En conclusion, aucun élément concret nouveau. Comme à l’accoutumée avec ce gouvernement, on dialogue dans le brouillard. Le même dialogue faussé que d’habitude...

SUD éducation et SUD Recherche EPST ont été conviés à une rencontre avec Frédérique Vidal – ministre de l’Enseignement Supérieur, de la Recherche et de l’Innovation (ESRI) – mercredi 15 janvier à 18h30.
Initialement invités « Dans le cadre des négociations sur la réforme des retraites », nous nous apprêtions à refuser de discuter d’un projet contre lequel nous sommes mobilisé-e-s et dont nous demandons le retrait. Mais le ministère a fait un correctif pour nous indiquer qu’il s’agirait de faire un point sur le chantier du projet de Loi de Programmation Pluriannuelle de la Recherche (LPPR). N’ayant aucune information quant aux arbitrages du ministère depuis la publication, en septembre 2019, des rapports des groupes de travail ad hoc, nous avons fait le choix de rencontrer la ministre dans le but d’obtenir des informations après avoir reçu l’assurance qu’aucun amalgame ne serait fait avec un système de retraites dont nous ne voulons pas. (Message ci-dessous)

Madame la Ministre,
Nous avons bien reçu votre invitation à une réunion bilatérale le mercredi 15 janvier, 18h30.
Nous nous sommes permis de la faire suivre à nos camarades de SUD Recherche EPST avec qui nous travaillons étroitement dans le cadre de l’union syndicale Solidaires et qui, nous semble-t-il, n’avaient pas été convié-e-s.
Le message d’invitation indiquait que cette réunion se situerait « dans le cadre des négociations sur la réforme des retraites ». Vous ne pouvez ignorer que notre fédération, tout comme SUD Recherche EPST ou encore l’union syndicale Solidaires demandent le retrait du projet de transformation du système de retraite. Ce projet reste à nos yeux ni amendable, ni négociable. Aussi, nous refuserons toute discussion en lien avec une réforme que nous rejetons dans son ensemble. Cela ne veut bien évidemment pas dire que le statu quo nous satisfait. Nous pensons que d’autres voies d’amélioration du système actuel sont possibles.
Par contre, à l’occasion d’un échange téléphonique, votre secrétariat nous a indiqué que les discussions porteraient sur le projet de Loi de Programmation Pluriannuelle de la Recherche (LPPR). Les seuls éléments en notre possession concernant ce projet, à l’heure actuelle, sont les trois rapports des groupes de travail sur lesquels nous avons déjà eu l’occasion d’exprimer notre total désaccord quant aux pistes proposées pour apporter des solutions au constat partagé des nombreux problèmes auxquels le service public d’enseignement supérieur et de recherche doit, aujourd’hui, faire face. Nous sommes toutefois disposé-e-s à prendre connaissance des orientations choisies par le ministère pour l’élaboration de ce projet de loi même si nous aurions préféré pouvoir en faire l’analyse avant de les discuter.
Nous sommes donc disposé-e-s à venir échanger avec vous et à vous faire part de nos revendications concernant l’ESR ainsi que les femmes et les hommes qui le font vivre.
Dans l’attente de votre réponse, veuillez recevoir, Madame la Ministre, l’assurance de notre profond attachement à un service public d’enseignement supérieur et de recherche égalitaire et émancipateur.
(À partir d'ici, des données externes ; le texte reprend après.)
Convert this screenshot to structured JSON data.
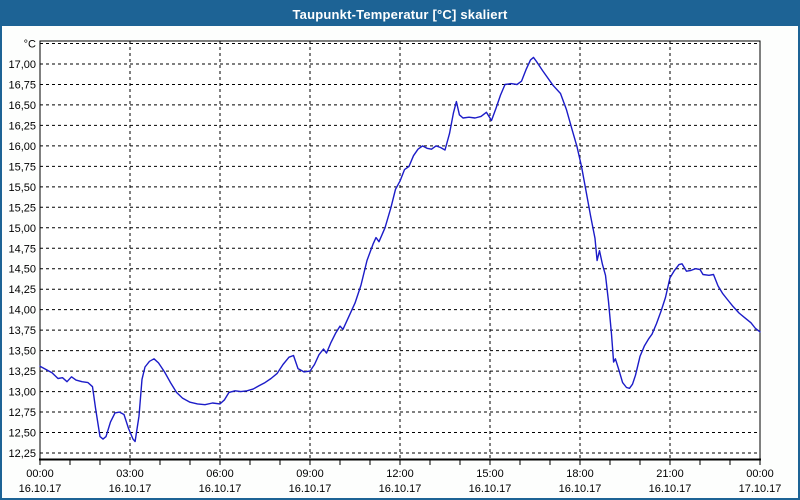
{
  "window": {
    "title": "Taupunkt-Temperatur [°C] skaliert"
  },
  "colors": {
    "titlebar": "#1d6395",
    "window_border": "#1d6395",
    "window_background": "#fdfefd",
    "plot_background": "#ffffff",
    "grid": "#000000",
    "axis": "#000000",
    "label_text": "#000000",
    "curve": "#1c1cc8"
  },
  "chart_data": {
    "type": "line",
    "title": "Taupunkt-Temperatur [°C] skaliert",
    "unit_label": "°C",
    "grid": "dashed",
    "legend_position": "none",
    "x_axis": {
      "range_hours": [
        0,
        24
      ],
      "minor_tick_every_hours": 1,
      "major_tick_every_hours": 3,
      "ticks": [
        {
          "hour": 0,
          "time": "00:00",
          "date": "16.10.17"
        },
        {
          "hour": 3,
          "time": "03:00",
          "date": "16.10.17"
        },
        {
          "hour": 6,
          "time": "06:00",
          "date": "16.10.17"
        },
        {
          "hour": 9,
          "time": "09:00",
          "date": "16.10.17"
        },
        {
          "hour": 12,
          "time": "12:00",
          "date": "16.10.17"
        },
        {
          "hour": 15,
          "time": "15:00",
          "date": "16.10.17"
        },
        {
          "hour": 18,
          "time": "18:00",
          "date": "16.10.17"
        },
        {
          "hour": 21,
          "time": "21:00",
          "date": "16.10.17"
        },
        {
          "hour": 24,
          "time": "00:00",
          "date": "17.10.17"
        }
      ]
    },
    "y_axis": {
      "range": [
        12.17,
        17.28
      ],
      "grid_step": 0.25,
      "top_gridline_value": 17.25,
      "tick_values": [
        17.0,
        16.75,
        16.5,
        16.25,
        16.0,
        15.75,
        15.5,
        15.25,
        15.0,
        14.75,
        14.5,
        14.25,
        14.0,
        13.75,
        13.5,
        13.25,
        13.0,
        12.75,
        12.5,
        12.25
      ],
      "tick_labels": [
        "17,00",
        "16,75",
        "16,50",
        "16,25",
        "16,00",
        "15,75",
        "15,50",
        "15,25",
        "15,00",
        "14,75",
        "14,50",
        "14,25",
        "14,00",
        "13,75",
        "13,50",
        "13,25",
        "13,00",
        "12,75",
        "12,50",
        "12,25"
      ]
    },
    "series": [
      {
        "name": "Taupunkt-Temperatur",
        "color": "#1c1cc8",
        "points": [
          [
            0,
            13.31
          ],
          [
            0.2,
            13.27
          ],
          [
            0.4,
            13.23
          ],
          [
            0.6,
            13.16
          ],
          [
            0.75,
            13.17
          ],
          [
            0.9,
            13.12
          ],
          [
            1.05,
            13.18
          ],
          [
            1.2,
            13.14
          ],
          [
            1.4,
            13.12
          ],
          [
            1.6,
            13.11
          ],
          [
            1.75,
            13.06
          ],
          [
            1.85,
            12.8
          ],
          [
            2,
            12.45
          ],
          [
            2.1,
            12.42
          ],
          [
            2.2,
            12.45
          ],
          [
            2.35,
            12.63
          ],
          [
            2.5,
            12.74
          ],
          [
            2.65,
            12.75
          ],
          [
            2.8,
            12.72
          ],
          [
            2.95,
            12.55
          ],
          [
            3.1,
            12.42
          ],
          [
            3.17,
            12.39
          ],
          [
            3.3,
            12.7
          ],
          [
            3.4,
            13.15
          ],
          [
            3.5,
            13.3
          ],
          [
            3.65,
            13.37
          ],
          [
            3.8,
            13.4
          ],
          [
            3.95,
            13.35
          ],
          [
            4.15,
            13.24
          ],
          [
            4.35,
            13.11
          ],
          [
            4.55,
            12.99
          ],
          [
            4.75,
            12.92
          ],
          [
            5,
            12.87
          ],
          [
            5.25,
            12.85
          ],
          [
            5.5,
            12.84
          ],
          [
            5.75,
            12.86
          ],
          [
            6,
            12.85
          ],
          [
            6.15,
            12.9
          ],
          [
            6.3,
            12.99
          ],
          [
            6.5,
            13.01
          ],
          [
            6.7,
            13.0
          ],
          [
            6.9,
            13.01
          ],
          [
            7.1,
            13.03
          ],
          [
            7.3,
            13.07
          ],
          [
            7.5,
            13.11
          ],
          [
            7.7,
            13.16
          ],
          [
            7.9,
            13.22
          ],
          [
            8.1,
            13.33
          ],
          [
            8.3,
            13.42
          ],
          [
            8.45,
            13.44
          ],
          [
            8.6,
            13.28
          ],
          [
            8.8,
            13.24
          ],
          [
            9,
            13.25
          ],
          [
            9.15,
            13.33
          ],
          [
            9.3,
            13.45
          ],
          [
            9.45,
            13.52
          ],
          [
            9.55,
            13.47
          ],
          [
            9.7,
            13.6
          ],
          [
            9.85,
            13.71
          ],
          [
            10,
            13.8
          ],
          [
            10.1,
            13.76
          ],
          [
            10.3,
            13.92
          ],
          [
            10.5,
            14.08
          ],
          [
            10.7,
            14.3
          ],
          [
            10.9,
            14.6
          ],
          [
            11.1,
            14.8
          ],
          [
            11.2,
            14.88
          ],
          [
            11.3,
            14.83
          ],
          [
            11.5,
            15.0
          ],
          [
            11.7,
            15.25
          ],
          [
            11.85,
            15.47
          ],
          [
            12,
            15.57
          ],
          [
            12.15,
            15.71
          ],
          [
            12.3,
            15.75
          ],
          [
            12.45,
            15.88
          ],
          [
            12.6,
            15.96
          ],
          [
            12.75,
            16.0
          ],
          [
            12.9,
            15.97
          ],
          [
            13.05,
            15.96
          ],
          [
            13.2,
            16.0
          ],
          [
            13.35,
            15.98
          ],
          [
            13.5,
            15.95
          ],
          [
            13.65,
            16.15
          ],
          [
            13.78,
            16.4
          ],
          [
            13.88,
            16.54
          ],
          [
            13.98,
            16.38
          ],
          [
            14.1,
            16.34
          ],
          [
            14.3,
            16.35
          ],
          [
            14.5,
            16.34
          ],
          [
            14.7,
            16.36
          ],
          [
            14.88,
            16.41
          ],
          [
            15.05,
            16.31
          ],
          [
            15.2,
            16.46
          ],
          [
            15.35,
            16.62
          ],
          [
            15.5,
            16.75
          ],
          [
            15.7,
            16.76
          ],
          [
            15.9,
            16.75
          ],
          [
            16.05,
            16.79
          ],
          [
            16.2,
            16.93
          ],
          [
            16.35,
            17.05
          ],
          [
            16.45,
            17.08
          ],
          [
            16.55,
            17.03
          ],
          [
            16.75,
            16.92
          ],
          [
            17.1,
            16.74
          ],
          [
            17.35,
            16.64
          ],
          [
            17.55,
            16.44
          ],
          [
            17.75,
            16.18
          ],
          [
            17.9,
            15.99
          ],
          [
            18.05,
            15.75
          ],
          [
            18.2,
            15.45
          ],
          [
            18.35,
            15.15
          ],
          [
            18.5,
            14.87
          ],
          [
            18.57,
            14.6
          ],
          [
            18.65,
            14.72
          ],
          [
            18.75,
            14.55
          ],
          [
            18.85,
            14.42
          ],
          [
            18.95,
            14.1
          ],
          [
            19.05,
            13.7
          ],
          [
            19.12,
            13.36
          ],
          [
            19.18,
            13.4
          ],
          [
            19.3,
            13.26
          ],
          [
            19.42,
            13.11
          ],
          [
            19.55,
            13.05
          ],
          [
            19.65,
            13.04
          ],
          [
            19.75,
            13.09
          ],
          [
            19.85,
            13.2
          ],
          [
            20,
            13.43
          ],
          [
            20.15,
            13.56
          ],
          [
            20.3,
            13.65
          ],
          [
            20.4,
            13.7
          ],
          [
            20.55,
            13.83
          ],
          [
            20.7,
            13.98
          ],
          [
            20.85,
            14.15
          ],
          [
            21,
            14.39
          ],
          [
            21.15,
            14.48
          ],
          [
            21.3,
            14.55
          ],
          [
            21.4,
            14.56
          ],
          [
            21.55,
            14.47
          ],
          [
            21.7,
            14.48
          ],
          [
            21.85,
            14.5
          ],
          [
            22,
            14.49
          ],
          [
            22.1,
            14.43
          ],
          [
            22.3,
            14.42
          ],
          [
            22.45,
            14.43
          ],
          [
            22.6,
            14.29
          ],
          [
            22.75,
            14.2
          ],
          [
            22.9,
            14.13
          ],
          [
            23.1,
            14.04
          ],
          [
            23.3,
            13.96
          ],
          [
            23.5,
            13.9
          ],
          [
            23.7,
            13.84
          ],
          [
            23.85,
            13.77
          ],
          [
            24,
            13.73
          ]
        ]
      }
    ]
  }
}
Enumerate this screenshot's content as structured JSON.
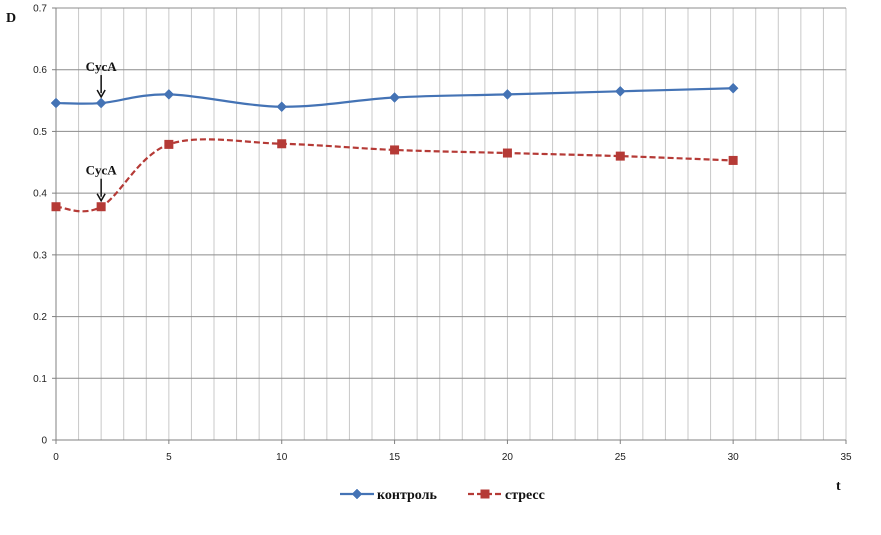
{
  "chart_data": {
    "type": "line",
    "title": "",
    "xlabel": "t",
    "ylabel": "D",
    "xlim": [
      0,
      35
    ],
    "ylim": [
      0,
      0.7
    ],
    "x_ticks": [
      0,
      5,
      10,
      15,
      20,
      25,
      30,
      35
    ],
    "y_ticks": [
      0,
      0.1,
      0.2,
      0.3,
      0.4,
      0.5,
      0.6,
      0.7
    ],
    "grid": true,
    "legend_position": "bottom",
    "series": [
      {
        "name": "контроль",
        "color": "#4473b5",
        "marker": "diamond",
        "line_style": "solid",
        "x": [
          0,
          2,
          5,
          10,
          15,
          20,
          25,
          30
        ],
        "y": [
          0.546,
          0.546,
          0.56,
          0.54,
          0.555,
          0.56,
          0.565,
          0.57
        ]
      },
      {
        "name": "стресс",
        "color": "#b53a36",
        "marker": "square",
        "line_style": "dashed",
        "x": [
          0,
          2,
          5,
          10,
          15,
          20,
          25,
          30
        ],
        "y": [
          0.378,
          0.378,
          0.479,
          0.48,
          0.47,
          0.465,
          0.46,
          0.453
        ]
      }
    ],
    "annotations": [
      {
        "text": "CycA",
        "x": 2,
        "y": 0.546,
        "arrow": "down"
      },
      {
        "text": "CycA",
        "x": 2,
        "y": 0.378,
        "arrow": "down"
      }
    ]
  }
}
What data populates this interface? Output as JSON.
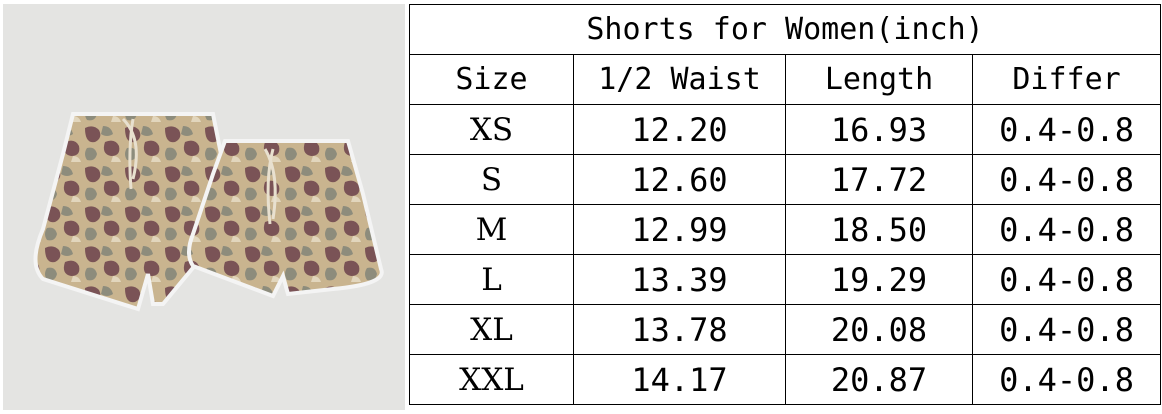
{
  "photo": {
    "description_icon": "camo-shorts-photo"
  },
  "table": {
    "title": "Shorts for Women(inch)",
    "headers": [
      "Size",
      "1/2 Waist",
      "Length",
      "Differ"
    ],
    "rows": [
      [
        "XS",
        "12.20",
        "16.93",
        "0.4-0.8"
      ],
      [
        "S",
        "12.60",
        "17.72",
        "0.4-0.8"
      ],
      [
        "M",
        "12.99",
        "18.50",
        "0.4-0.8"
      ],
      [
        "L",
        "13.39",
        "19.29",
        "0.4-0.8"
      ],
      [
        "XL",
        "13.78",
        "20.08",
        "0.4-0.8"
      ],
      [
        "XXL",
        "14.17",
        "20.87",
        "0.4-0.8"
      ]
    ]
  }
}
C’est dans son bureau que Frédérique Vidal, accompagnée de Pauline Pannier – Directrice adjointe de cabinet –, nous a accueillis pour nous faire un point rapide sur l’avancement du projet LPPR. Nous n’aurons aucune information concrète sur le prochain texte de loi. Le ministère est en phase de concertation avec le gouvernement sur les aspects techniques du projet.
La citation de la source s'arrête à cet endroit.